The last thing Emily Hunt remembers about the afternoon of May 10 2015 is enjoying lunch at her favourite restaurant with her father, who was visiting from Ireland. Over Italian food and wine, the pair chatted about Hunt's future plans. The then 36-year-old strategy consultant, originally from New York, had just finalised her divorce and was looking forward to a date with a lawyer the following evening. She also had an exciting job interview on the horizon.
But just five hours later, Hunt woke up naked in a hotel bed next to a stranger, with no idea of how she got there.
The events of that evening - which Hunt still struggles to piece together - would come to dominate her life, placing her at the centre of a battle with the Crown Prosecution Service (CPS) that ultimately led to a change in prosecution policy.

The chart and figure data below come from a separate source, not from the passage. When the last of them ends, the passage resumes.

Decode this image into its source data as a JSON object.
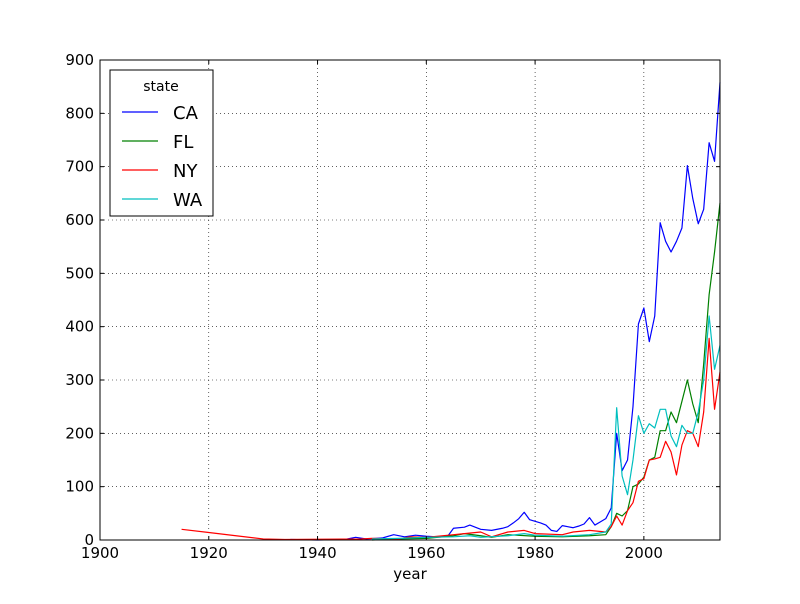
{
  "chart_data": {
    "type": "line",
    "xlabel": "year",
    "ylabel": "",
    "xlim": [
      1900,
      2014
    ],
    "ylim": [
      0,
      900
    ],
    "xticks": [
      1900,
      1920,
      1940,
      1960,
      1980,
      2000
    ],
    "yticks": [
      0,
      100,
      200,
      300,
      400,
      500,
      600,
      700,
      800,
      900
    ],
    "grid": true,
    "legend": {
      "title": "state",
      "position": "upper-left"
    },
    "series": [
      {
        "name": "CA",
        "color": "#0000ff",
        "points": [
          [
            1935,
            1
          ],
          [
            1940,
            0
          ],
          [
            1945,
            1
          ],
          [
            1947,
            5
          ],
          [
            1949,
            2
          ],
          [
            1952,
            4
          ],
          [
            1954,
            10
          ],
          [
            1956,
            6
          ],
          [
            1958,
            9
          ],
          [
            1960,
            7
          ],
          [
            1962,
            6
          ],
          [
            1964,
            8
          ],
          [
            1965,
            22
          ],
          [
            1967,
            24
          ],
          [
            1968,
            28
          ],
          [
            1970,
            20
          ],
          [
            1972,
            18
          ],
          [
            1974,
            22
          ],
          [
            1975,
            25
          ],
          [
            1976,
            32
          ],
          [
            1977,
            40
          ],
          [
            1978,
            52
          ],
          [
            1979,
            38
          ],
          [
            1980,
            35
          ],
          [
            1981,
            32
          ],
          [
            1982,
            28
          ],
          [
            1983,
            18
          ],
          [
            1984,
            16
          ],
          [
            1985,
            27
          ],
          [
            1986,
            25
          ],
          [
            1987,
            23
          ],
          [
            1988,
            26
          ],
          [
            1989,
            30
          ],
          [
            1990,
            42
          ],
          [
            1991,
            28
          ],
          [
            1992,
            34
          ],
          [
            1993,
            40
          ],
          [
            1994,
            60
          ],
          [
            1995,
            200
          ],
          [
            1996,
            130
          ],
          [
            1997,
            150
          ],
          [
            1998,
            250
          ],
          [
            1999,
            405
          ],
          [
            2000,
            435
          ],
          [
            2001,
            372
          ],
          [
            2002,
            420
          ],
          [
            2003,
            595
          ],
          [
            2004,
            560
          ],
          [
            2005,
            540
          ],
          [
            2006,
            560
          ],
          [
            2007,
            585
          ],
          [
            2008,
            702
          ],
          [
            2009,
            640
          ],
          [
            2010,
            593
          ],
          [
            2011,
            620
          ],
          [
            2012,
            745
          ],
          [
            2013,
            710
          ],
          [
            2014,
            858
          ]
        ]
      },
      {
        "name": "FL",
        "color": "#008000",
        "points": [
          [
            1950,
            0
          ],
          [
            1955,
            2
          ],
          [
            1960,
            3
          ],
          [
            1965,
            8
          ],
          [
            1967,
            12
          ],
          [
            1970,
            8
          ],
          [
            1972,
            5
          ],
          [
            1975,
            10
          ],
          [
            1980,
            7
          ],
          [
            1985,
            6
          ],
          [
            1990,
            8
          ],
          [
            1993,
            10
          ],
          [
            1994,
            25
          ],
          [
            1995,
            50
          ],
          [
            1996,
            45
          ],
          [
            1997,
            55
          ],
          [
            1998,
            100
          ],
          [
            1999,
            105
          ],
          [
            2000,
            118
          ],
          [
            2001,
            150
          ],
          [
            2002,
            155
          ],
          [
            2003,
            205
          ],
          [
            2004,
            205
          ],
          [
            2005,
            240
          ],
          [
            2006,
            220
          ],
          [
            2007,
            260
          ],
          [
            2008,
            300
          ],
          [
            2009,
            255
          ],
          [
            2010,
            220
          ],
          [
            2011,
            330
          ],
          [
            2012,
            460
          ],
          [
            2013,
            540
          ],
          [
            2014,
            632
          ]
        ]
      },
      {
        "name": "NY",
        "color": "#ff0000",
        "points": [
          [
            1915,
            20
          ],
          [
            1920,
            14
          ],
          [
            1925,
            8
          ],
          [
            1930,
            2
          ],
          [
            1934,
            1
          ],
          [
            1948,
            2
          ],
          [
            1950,
            3
          ],
          [
            1955,
            2
          ],
          [
            1957,
            6
          ],
          [
            1960,
            5
          ],
          [
            1965,
            10
          ],
          [
            1967,
            12
          ],
          [
            1970,
            15
          ],
          [
            1972,
            6
          ],
          [
            1975,
            15
          ],
          [
            1978,
            18
          ],
          [
            1980,
            12
          ],
          [
            1985,
            10
          ],
          [
            1987,
            15
          ],
          [
            1990,
            18
          ],
          [
            1993,
            15
          ],
          [
            1994,
            25
          ],
          [
            1995,
            45
          ],
          [
            1996,
            28
          ],
          [
            1997,
            55
          ],
          [
            1998,
            70
          ],
          [
            1999,
            110
          ],
          [
            2000,
            115
          ],
          [
            2001,
            150
          ],
          [
            2002,
            152
          ],
          [
            2003,
            155
          ],
          [
            2004,
            185
          ],
          [
            2005,
            165
          ],
          [
            2006,
            122
          ],
          [
            2007,
            178
          ],
          [
            2008,
            205
          ],
          [
            2009,
            200
          ],
          [
            2010,
            175
          ],
          [
            2011,
            240
          ],
          [
            2012,
            378
          ],
          [
            2013,
            245
          ],
          [
            2014,
            315
          ]
        ]
      },
      {
        "name": "WA",
        "color": "#00bfbf",
        "points": [
          [
            1950,
            2
          ],
          [
            1955,
            3
          ],
          [
            1960,
            5
          ],
          [
            1965,
            6
          ],
          [
            1968,
            8
          ],
          [
            1970,
            5
          ],
          [
            1975,
            8
          ],
          [
            1978,
            12
          ],
          [
            1980,
            9
          ],
          [
            1985,
            7
          ],
          [
            1990,
            10
          ],
          [
            1993,
            15
          ],
          [
            1994,
            30
          ],
          [
            1995,
            248
          ],
          [
            1996,
            120
          ],
          [
            1997,
            85
          ],
          [
            1998,
            150
          ],
          [
            1999,
            233
          ],
          [
            2000,
            200
          ],
          [
            2001,
            218
          ],
          [
            2002,
            210
          ],
          [
            2003,
            245
          ],
          [
            2004,
            245
          ],
          [
            2005,
            195
          ],
          [
            2006,
            175
          ],
          [
            2007,
            215
          ],
          [
            2008,
            200
          ],
          [
            2009,
            200
          ],
          [
            2010,
            240
          ],
          [
            2011,
            300
          ],
          [
            2012,
            420
          ],
          [
            2013,
            320
          ],
          [
            2014,
            365
          ]
        ]
      }
    ]
  }
}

The exhausting five-year campaign, which derailed Hunt’s life and drove her to the brink of suicide, culminated on Friday with the landmark conviction of the man she found herself in bed with. He was named last week for the first time as 40-year-old Christopher Killick, who is unemployed and lives with his mother in Brent, northwest London. He pleaded guilty to voyeurism at Thames magistrates court after he admitted making a 62-second video for the purposes of sexual gratification, without Hunt’s consent.
“It's pretty amazing,” Hunt says from her north London home. She has waived her right to anonymity and spoken widely about the case in an effort to stop anyone else going through the same nightmare.
“Even a couple of days before I wasn't really convinced I'd see justice. I was pleasantly surprised with how seriously they took it in court on Friday.”